2001 / The List / Moravcik / Stephen


As Scottish football aspires towards an upward mobility, with Celtic and Rangers keen to prove that they can cut it on the European stage, an event like the Scottish Cup Final may become downgraded and lose its allure. However this year, by 3pm on Saturday 26 May, enough hype will have gone down about 'Celtic's historic treble bid' and Hibs' 'best side since Stanton, O'Rourke et al' that a frenzied carnival atmosphere is sure to greet the players as they step out onto the slightly bland new Hampden arena.

As the noise hits the players, we'll see the first 21 take on purposeful demeanours, some with puffed-out chests and looks of grim determination, while others with less to prove (the Larssons, Lamberts and Sauzees) stride on with the casual authority of the truly talented. But it's actually the person who'll inevitably emerge 22nd that we're here to celebrate; a straggler at the back of the Celtic line-up, seemingly so unfazed that he looks like he's just nipped down to the shops to pick up a pint of milk. That'll be Lubomir Moravcik, or just Lubo, on his day clearly the brightest light and most gifted performer in Scottish football.

Such is this Slovakian player's effect on his admirers that objective analysis tends to break down into warm smiles and foggy-eyed looks of affection. The Herald's excellent football analyst, Graham Spiers, is concerned that Moravcik is currently undermining his own status as an erudite and impartial analyst of the game. At a recent visit to Celtic Park he was alarmed to find Celtic fans coming up and slapping him on the back and thanking him for being 'one of us'; it made him realise he was perhaps going a little over the top in his recent praise of Moravcik. I ask him what's so special about the guy? 'It's just his... skill. It was so refreshing when he first came on the scene, and it's fantastic to see a player line-up to take a corner or free-kick, and on a whim decide which foot to take it with. It's his ability to change direction in mid-stride. He's just so... thrilling'.

Spiers admits that Moravcik's superior skill is highlighted amidst some of the galumphing footballers who populate Scotland's so-called beautiful game. But there's something else that makes Moravcik stand out. Musician Gerard Love, one-third of melodicists supreme, Teenage Fanclub, cites a basic humility or modesty about him that makes us tend to see him always as the underdog. But for Love, Moravcik's enigmatic quality has partly developed from the fans inability to find a memorable song for him; 'it's a hard one to rhyme', he admits, 'maybe too many syllables.'

Fabulously, Moravcik actually looks a bit like classic-period Jean-Paul Belmondo, baffled amidst the complexity of a Godard plot. While the plot of Scottish football is not so complex, we were slow to welcome this enigmatic stranger into our midst, almost seeing his arrival for a paltry £300,000 as an indicator of how shabby Celtic had become. Not that Moravcik seemed too bothered; under his mentor, Dr Josef Venglos, Celtic were soon playing expressive European-style football with Moravcik naturally the key man. Soon after his arrival he'd entered Celtic folk-lore with two wonderful goals in a 5-1 thrashing of the expensively assembled Rangers side. But this was a false dawn, and it's only now under a new coach, Martin O'Neill, and a more pragmatic style, that this long-suffering side seem to be making any progress.

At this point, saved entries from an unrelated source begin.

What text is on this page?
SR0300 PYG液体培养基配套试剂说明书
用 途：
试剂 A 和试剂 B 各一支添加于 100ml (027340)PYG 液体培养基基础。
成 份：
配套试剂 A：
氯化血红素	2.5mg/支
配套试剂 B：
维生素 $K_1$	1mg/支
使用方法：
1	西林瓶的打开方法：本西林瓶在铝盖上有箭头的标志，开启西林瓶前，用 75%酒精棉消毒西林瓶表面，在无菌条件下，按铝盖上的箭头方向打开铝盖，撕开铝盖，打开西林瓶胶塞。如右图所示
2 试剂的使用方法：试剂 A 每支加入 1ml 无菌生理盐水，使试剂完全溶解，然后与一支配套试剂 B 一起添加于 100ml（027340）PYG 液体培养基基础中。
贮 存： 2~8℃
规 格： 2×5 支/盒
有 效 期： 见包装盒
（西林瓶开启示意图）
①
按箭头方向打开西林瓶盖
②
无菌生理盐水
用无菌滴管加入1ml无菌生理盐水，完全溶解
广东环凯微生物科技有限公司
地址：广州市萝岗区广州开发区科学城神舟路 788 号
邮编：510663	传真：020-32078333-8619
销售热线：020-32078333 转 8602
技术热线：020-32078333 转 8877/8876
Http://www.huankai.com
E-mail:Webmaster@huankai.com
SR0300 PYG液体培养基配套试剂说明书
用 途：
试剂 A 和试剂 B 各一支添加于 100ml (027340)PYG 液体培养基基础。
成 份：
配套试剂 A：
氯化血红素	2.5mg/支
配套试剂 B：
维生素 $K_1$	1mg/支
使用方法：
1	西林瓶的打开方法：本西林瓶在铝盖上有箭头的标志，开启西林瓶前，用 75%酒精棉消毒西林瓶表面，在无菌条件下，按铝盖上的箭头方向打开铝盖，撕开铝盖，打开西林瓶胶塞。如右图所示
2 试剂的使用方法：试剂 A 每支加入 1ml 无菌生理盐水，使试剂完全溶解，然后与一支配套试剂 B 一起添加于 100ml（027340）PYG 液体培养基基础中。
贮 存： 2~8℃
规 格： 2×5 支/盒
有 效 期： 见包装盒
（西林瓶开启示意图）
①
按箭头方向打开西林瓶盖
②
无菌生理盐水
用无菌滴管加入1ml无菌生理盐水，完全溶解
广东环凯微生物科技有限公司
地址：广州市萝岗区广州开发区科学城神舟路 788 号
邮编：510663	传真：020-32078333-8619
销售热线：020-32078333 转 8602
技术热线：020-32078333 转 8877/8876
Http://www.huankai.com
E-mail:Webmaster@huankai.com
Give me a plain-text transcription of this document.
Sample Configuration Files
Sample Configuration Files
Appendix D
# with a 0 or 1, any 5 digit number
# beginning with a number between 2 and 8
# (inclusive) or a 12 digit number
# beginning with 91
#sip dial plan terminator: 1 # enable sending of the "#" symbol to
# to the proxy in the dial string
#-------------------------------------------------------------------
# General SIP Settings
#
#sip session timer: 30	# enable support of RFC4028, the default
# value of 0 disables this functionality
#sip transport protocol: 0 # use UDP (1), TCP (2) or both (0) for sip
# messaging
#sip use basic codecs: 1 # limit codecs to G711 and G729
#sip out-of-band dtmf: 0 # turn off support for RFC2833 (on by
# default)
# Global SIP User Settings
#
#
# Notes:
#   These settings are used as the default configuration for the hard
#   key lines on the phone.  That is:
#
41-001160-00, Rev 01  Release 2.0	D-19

Reluctant at first, O'Neill too has succumbed to Moravcik's magic aura, and it's no coincidence that most of Celtic's elevated moments tend to occur when the Slovak's on. Asked about Moravcik, O'Neill has mentioned his only frustration being that he's 35 rather than 25, and has asked the question, 'Where was he 10 years ago?' This idea of Moravcik's 'lost weekend' is slightly absurd, because actually he was blazing a fantastic trail from the Slovakian backwoods to the World Cup quarter-finals, and to a brilliant career in France where he was Zinedane Zidane's favourite player, and voted best import year after year.

But whatever, it's our pleasure that Moravcik turned up here, and has made football seem as much an art as a sport. A brilliant individualist but also a team player; a modest genius. Let's salute Lubo.